A three-judge panel of the Second Circuit affirmed the district court's ruling in June, holding that Arar had no cause for damages from federal officials for his treatment. In August, however, the full court of appeals made the highly unusual decision sua sponte to re-hear the case, suggesting that there are strong opinions and much disagreement among the judges.
That was borne out at the hearing yesterday afternoon. Held over two and a half hours before all 12 active judges of the circuit court, the appellate argument garnered so much public interest that both the courtroom and a separate overflow room were filled well before the starting time of 3:00 p.m. An animated panel questioned Cole about whether his claims on behalf of Arar wouldn't open the floodgates for damages claims by other aliens deported from the U.S., a concern that Cole, with the generous assistance of Judge Guido Calabresi, vigorously denied.
Jonathan Cohn, Deputy Assistant Attorney General in the Justice Department's civil division, represented Ashcroft and the United States.
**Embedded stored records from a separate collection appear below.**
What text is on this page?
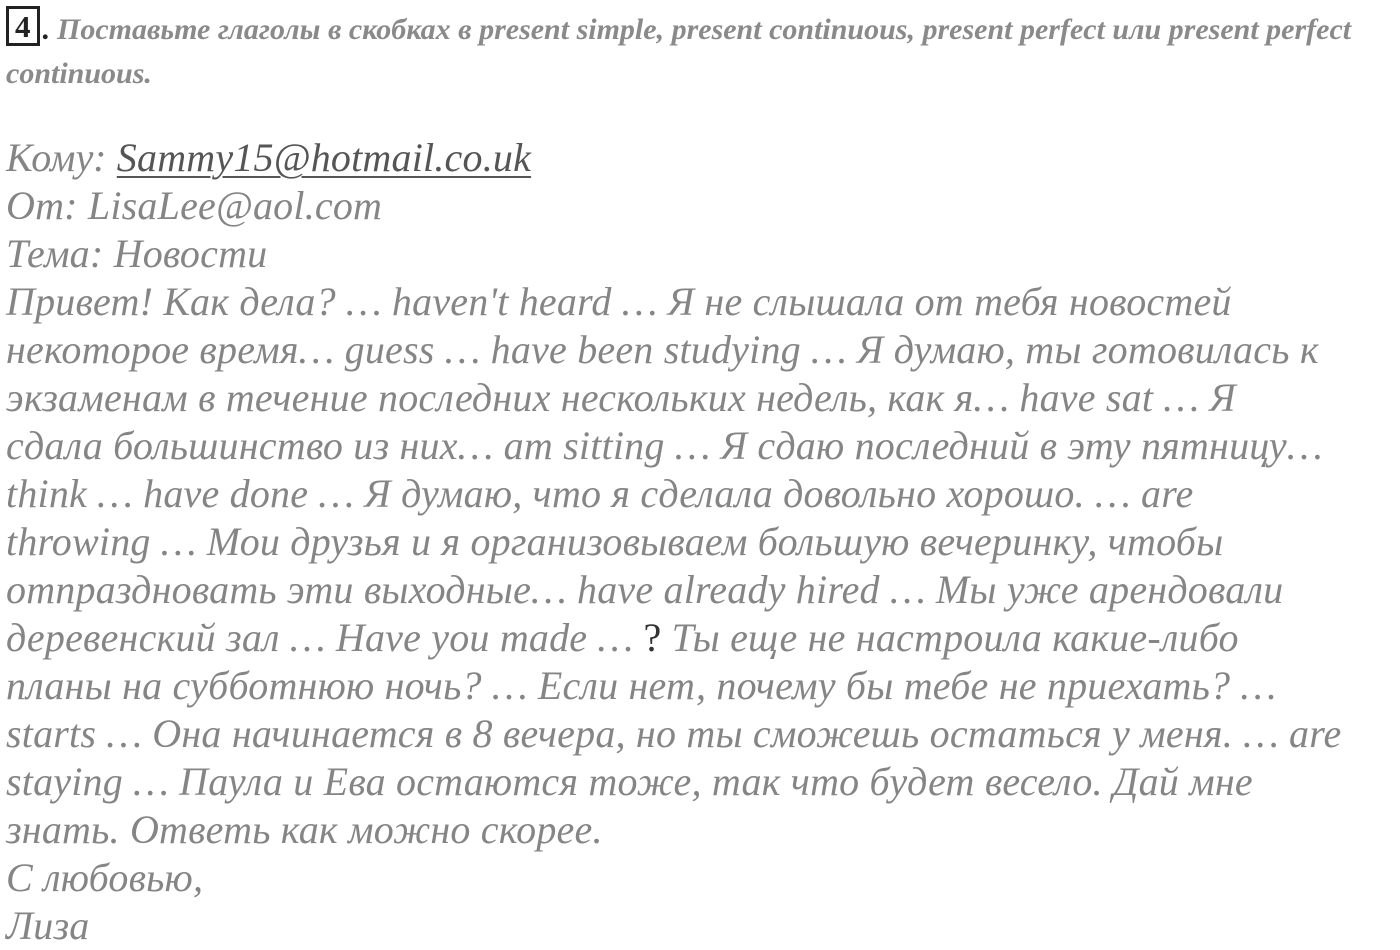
4 . Поставьте глаголы в скобках в present simple, present continuous, present perfect или present perfect continuous.
Кому: Sammy15@hotmail.co.uk
От: LisaLee@aol.com
Тема: Новости
Привет! Как дела? … haven't heard … Я не слышала от тебя новостей
некоторое время… guess … have been studying … Я думаю, ты готовилась к
экзаменам в течение последних нескольких недель, как я… have sat … Я
сдала большинство из них… am sitting … Я сдаю последний в эту пятницу…
think … have done … Я думаю, что я сделала довольно хорошо. … are
throwing … Мои друзья и я организовываем большую вечеринку, чтобы
отпраздновать эти выходные… have already hired … Мы уже арендовали
деревенский зал … Have you made … ? Ты еще не настроила какие-либо
планы на субботнюю ночь? … Если нет, почему бы тебе не приехать? …
starts … Она начинается в 8 вечера, но ты сможешь остаться у меня. … are
staying … Паула и Ева остаются тоже, так что будет весело. Дай мне
знать. Ответь как можно скорее.
С любовью,
Лиза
When he could get a word in among the barrage of questions fired at him from the judges, he insisted that no damages remedy can be implied in this situation, even if U.S. officials did conspire to have Arar tortured in Syria.
The plaintiff is "asking the court to recognize a cause of action that Congress did not create," Cohn said, an argument that seemed to get a sympathetic hearing from Judges Dennis Jacobs and Jose Cabranes. Cohn also strenuously argued that the case is inextricably intertwined with issues of national security and foreign policy, and therefore shouldn't be considered by the court--an argument that several judges greeted with great skepticism, particularly since they hadn't been given many of the facts upon which the government was relying. (At the end of the hearing, the court asked the government to produce an unredacted copy of a report by the Inspector General for the Department of Homeland Security about the Arar incident. The redacted report is available below for download.)
Ultimately, the case may boil down to a simple statement by Cole, which clearly disturbed at least some of the judges hearing it: "I don't see any reasonable argument that a federal official can torture somebody or outsource that torture to somebody else."
Although the case was submitted for decision by the Second Circuit, as one judge noted during the hearing, the new administration could reverse Justice's position on the matter after President-elect Barack Obama assumes office in January. That could reopen the case to yet another heated argument in the future.